Event C is the selection of an even number.

Then A and C are mutually exclusive as none of the numbers in this set is both prime and even and B and C are also mutually exclusive.

**(g) Equally Likely Events** :

Events are said to be Equally Likely when each event is as likely occur as any other event. Note that the term ‘at random’ or ‘randomly’ means that all possibilities are equally likely.

**(h) Exhaustive Events** :

Events A,B,C…..N are said to be Exhaustive Events if no events outside this set can result as an outcome of an experiment.

**Note :**

(i) 0<=P(A)<=1

(ii) P(A)+P(\(A^c\))=1

(iii) If x cases are favourable to A & y cases are favourable to \(A^c\) then P(A)=\(x\over(x+y)\) and \(P(A \cap B)\)=\(y\over(x+y)\).
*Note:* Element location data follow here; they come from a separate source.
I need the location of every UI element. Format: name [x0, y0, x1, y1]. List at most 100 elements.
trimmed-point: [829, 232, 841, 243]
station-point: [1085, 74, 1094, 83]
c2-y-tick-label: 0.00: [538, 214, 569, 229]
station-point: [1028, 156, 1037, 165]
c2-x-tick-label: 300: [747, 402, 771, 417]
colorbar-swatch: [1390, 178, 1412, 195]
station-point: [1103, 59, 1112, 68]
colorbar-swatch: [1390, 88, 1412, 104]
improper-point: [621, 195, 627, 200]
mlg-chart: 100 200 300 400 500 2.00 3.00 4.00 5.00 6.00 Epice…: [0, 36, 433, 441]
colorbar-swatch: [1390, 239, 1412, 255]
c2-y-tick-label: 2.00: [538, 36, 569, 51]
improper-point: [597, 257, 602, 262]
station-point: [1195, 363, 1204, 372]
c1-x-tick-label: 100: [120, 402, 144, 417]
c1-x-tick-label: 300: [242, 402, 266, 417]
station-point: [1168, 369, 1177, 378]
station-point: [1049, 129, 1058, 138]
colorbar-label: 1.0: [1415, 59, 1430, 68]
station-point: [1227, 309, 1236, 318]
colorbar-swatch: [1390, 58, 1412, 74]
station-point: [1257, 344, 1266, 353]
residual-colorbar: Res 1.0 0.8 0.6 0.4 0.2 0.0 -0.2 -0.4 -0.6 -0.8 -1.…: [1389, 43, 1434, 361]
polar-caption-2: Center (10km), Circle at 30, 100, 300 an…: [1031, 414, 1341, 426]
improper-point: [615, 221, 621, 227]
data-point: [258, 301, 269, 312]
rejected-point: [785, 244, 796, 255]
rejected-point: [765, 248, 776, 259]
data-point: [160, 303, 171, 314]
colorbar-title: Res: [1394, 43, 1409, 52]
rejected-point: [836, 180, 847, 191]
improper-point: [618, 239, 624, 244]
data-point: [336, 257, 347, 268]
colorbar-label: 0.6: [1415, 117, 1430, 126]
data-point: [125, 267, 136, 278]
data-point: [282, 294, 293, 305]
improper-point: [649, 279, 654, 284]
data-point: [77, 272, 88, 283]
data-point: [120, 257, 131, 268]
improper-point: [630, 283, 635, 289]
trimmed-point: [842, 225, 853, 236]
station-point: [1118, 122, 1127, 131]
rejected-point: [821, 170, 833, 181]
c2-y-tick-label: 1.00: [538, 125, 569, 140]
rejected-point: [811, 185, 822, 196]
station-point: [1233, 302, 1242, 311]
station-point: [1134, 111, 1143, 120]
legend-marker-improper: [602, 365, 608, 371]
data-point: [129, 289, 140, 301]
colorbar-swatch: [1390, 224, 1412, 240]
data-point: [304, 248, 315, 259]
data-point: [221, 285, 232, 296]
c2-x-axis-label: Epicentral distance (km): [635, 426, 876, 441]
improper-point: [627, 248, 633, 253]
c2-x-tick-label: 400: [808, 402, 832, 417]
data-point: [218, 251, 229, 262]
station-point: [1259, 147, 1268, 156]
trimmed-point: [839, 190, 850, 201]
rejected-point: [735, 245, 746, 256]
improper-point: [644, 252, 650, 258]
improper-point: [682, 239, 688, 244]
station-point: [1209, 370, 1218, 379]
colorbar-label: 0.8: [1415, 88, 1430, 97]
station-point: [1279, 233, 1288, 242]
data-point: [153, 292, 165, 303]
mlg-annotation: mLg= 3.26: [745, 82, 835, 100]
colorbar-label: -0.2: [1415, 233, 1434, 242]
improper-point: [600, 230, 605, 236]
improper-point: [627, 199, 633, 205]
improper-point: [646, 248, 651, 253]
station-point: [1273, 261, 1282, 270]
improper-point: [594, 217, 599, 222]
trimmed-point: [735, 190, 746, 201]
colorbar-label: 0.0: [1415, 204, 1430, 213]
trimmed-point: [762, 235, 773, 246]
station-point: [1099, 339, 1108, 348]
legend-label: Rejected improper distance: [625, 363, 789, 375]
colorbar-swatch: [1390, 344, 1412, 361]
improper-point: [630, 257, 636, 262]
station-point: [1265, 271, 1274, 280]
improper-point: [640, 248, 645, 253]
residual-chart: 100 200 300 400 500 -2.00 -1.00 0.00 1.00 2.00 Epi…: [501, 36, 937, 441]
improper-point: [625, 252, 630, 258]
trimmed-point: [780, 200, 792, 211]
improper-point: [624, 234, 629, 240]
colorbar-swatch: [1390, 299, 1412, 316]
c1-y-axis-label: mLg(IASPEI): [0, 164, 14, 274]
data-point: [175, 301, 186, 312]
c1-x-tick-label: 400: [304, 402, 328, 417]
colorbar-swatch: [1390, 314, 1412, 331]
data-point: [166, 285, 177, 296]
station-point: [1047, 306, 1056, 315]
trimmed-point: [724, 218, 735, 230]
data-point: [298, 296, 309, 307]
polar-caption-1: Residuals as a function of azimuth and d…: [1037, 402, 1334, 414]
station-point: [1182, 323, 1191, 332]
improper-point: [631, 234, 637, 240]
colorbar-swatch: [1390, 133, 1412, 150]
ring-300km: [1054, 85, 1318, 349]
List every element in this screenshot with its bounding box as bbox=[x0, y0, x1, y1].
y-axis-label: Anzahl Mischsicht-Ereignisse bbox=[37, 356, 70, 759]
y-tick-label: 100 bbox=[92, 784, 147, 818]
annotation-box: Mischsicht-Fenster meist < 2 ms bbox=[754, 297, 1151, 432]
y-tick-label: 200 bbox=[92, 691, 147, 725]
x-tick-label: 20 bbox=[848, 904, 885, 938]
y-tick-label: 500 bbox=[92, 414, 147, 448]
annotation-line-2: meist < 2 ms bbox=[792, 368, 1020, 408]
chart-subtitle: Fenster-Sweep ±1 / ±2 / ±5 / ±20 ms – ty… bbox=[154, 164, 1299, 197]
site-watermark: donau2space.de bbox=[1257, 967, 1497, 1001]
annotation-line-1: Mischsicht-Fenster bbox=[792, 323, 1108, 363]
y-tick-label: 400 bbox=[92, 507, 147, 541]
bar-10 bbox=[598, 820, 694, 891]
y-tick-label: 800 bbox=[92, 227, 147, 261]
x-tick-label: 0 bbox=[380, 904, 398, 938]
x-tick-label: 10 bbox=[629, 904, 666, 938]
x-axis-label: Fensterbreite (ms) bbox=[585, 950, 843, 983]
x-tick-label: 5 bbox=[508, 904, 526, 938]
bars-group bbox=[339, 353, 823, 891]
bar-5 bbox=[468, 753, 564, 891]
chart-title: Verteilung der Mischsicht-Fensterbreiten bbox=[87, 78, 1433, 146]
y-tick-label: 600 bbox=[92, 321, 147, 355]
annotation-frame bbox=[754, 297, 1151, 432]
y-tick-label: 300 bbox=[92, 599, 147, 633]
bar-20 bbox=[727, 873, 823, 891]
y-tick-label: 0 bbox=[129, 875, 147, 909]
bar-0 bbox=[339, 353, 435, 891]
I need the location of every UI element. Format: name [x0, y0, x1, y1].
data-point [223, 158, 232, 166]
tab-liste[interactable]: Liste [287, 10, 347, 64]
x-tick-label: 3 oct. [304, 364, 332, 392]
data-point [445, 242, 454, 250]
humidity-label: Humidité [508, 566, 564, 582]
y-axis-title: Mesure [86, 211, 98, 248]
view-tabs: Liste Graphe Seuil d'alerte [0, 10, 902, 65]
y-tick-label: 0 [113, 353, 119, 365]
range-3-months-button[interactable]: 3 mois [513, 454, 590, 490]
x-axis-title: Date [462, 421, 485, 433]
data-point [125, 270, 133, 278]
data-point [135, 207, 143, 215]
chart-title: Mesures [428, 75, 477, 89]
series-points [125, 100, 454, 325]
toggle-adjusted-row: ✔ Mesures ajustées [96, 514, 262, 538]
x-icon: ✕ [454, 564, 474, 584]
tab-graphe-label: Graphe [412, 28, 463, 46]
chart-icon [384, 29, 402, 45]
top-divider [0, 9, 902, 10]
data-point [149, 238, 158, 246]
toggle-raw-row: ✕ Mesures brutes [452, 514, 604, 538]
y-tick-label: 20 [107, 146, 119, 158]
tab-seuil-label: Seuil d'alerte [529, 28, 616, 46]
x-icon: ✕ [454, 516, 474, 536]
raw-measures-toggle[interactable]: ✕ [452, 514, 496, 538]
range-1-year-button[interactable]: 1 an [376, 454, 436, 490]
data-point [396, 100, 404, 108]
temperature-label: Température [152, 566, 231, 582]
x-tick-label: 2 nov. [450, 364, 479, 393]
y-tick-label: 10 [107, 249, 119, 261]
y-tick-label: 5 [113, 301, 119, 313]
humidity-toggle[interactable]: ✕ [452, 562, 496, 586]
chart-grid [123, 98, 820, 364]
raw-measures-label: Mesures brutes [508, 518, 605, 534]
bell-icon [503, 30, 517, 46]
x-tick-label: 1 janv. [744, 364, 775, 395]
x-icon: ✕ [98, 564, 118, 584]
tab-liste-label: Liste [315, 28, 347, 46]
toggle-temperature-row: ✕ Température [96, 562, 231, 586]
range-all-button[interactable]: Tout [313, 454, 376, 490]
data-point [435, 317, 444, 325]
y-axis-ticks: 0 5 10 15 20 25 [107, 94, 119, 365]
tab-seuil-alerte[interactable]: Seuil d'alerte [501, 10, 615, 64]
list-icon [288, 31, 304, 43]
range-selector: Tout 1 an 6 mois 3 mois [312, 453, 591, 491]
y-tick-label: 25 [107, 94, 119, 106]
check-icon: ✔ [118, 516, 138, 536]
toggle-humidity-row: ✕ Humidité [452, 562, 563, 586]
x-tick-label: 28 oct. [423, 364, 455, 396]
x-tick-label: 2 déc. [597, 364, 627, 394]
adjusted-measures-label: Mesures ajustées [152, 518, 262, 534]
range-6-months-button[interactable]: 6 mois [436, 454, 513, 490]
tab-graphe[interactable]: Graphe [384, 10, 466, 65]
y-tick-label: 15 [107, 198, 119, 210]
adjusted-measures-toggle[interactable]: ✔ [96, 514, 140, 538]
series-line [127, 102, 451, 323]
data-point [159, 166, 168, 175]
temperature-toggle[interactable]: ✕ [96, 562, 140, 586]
We say that Odds in Favour of A are x:y & Odds Against A are y:x.

Example : If the letters of **INTERMEDIATE** are arranged, then odds in favour of the event that no two ‘E’s occur together, are-

Solution : Let 3’E’s, Rest 9 letters,

First arrange rest of the letters = \(9!\over {2! 2!}\)

Now 3’E’s can be placed by \(^{10}C_3\) ways, so favourable cases = \({9!\over {2! 2!}}\times\)\(^{10}C_3\) = 3 \(\times\) 10!

Total cases = \(12!\over {2! 2! 3!}\) = \({11\over 2} \times\)10!

Non-favourable cases = (\(11\over 2\) – 3)\(\times\)10! = \({5\over 2}\times\)10!

Odds in favour of the event = \(3\over {5/2}\) = \(6\over 5\) Ans.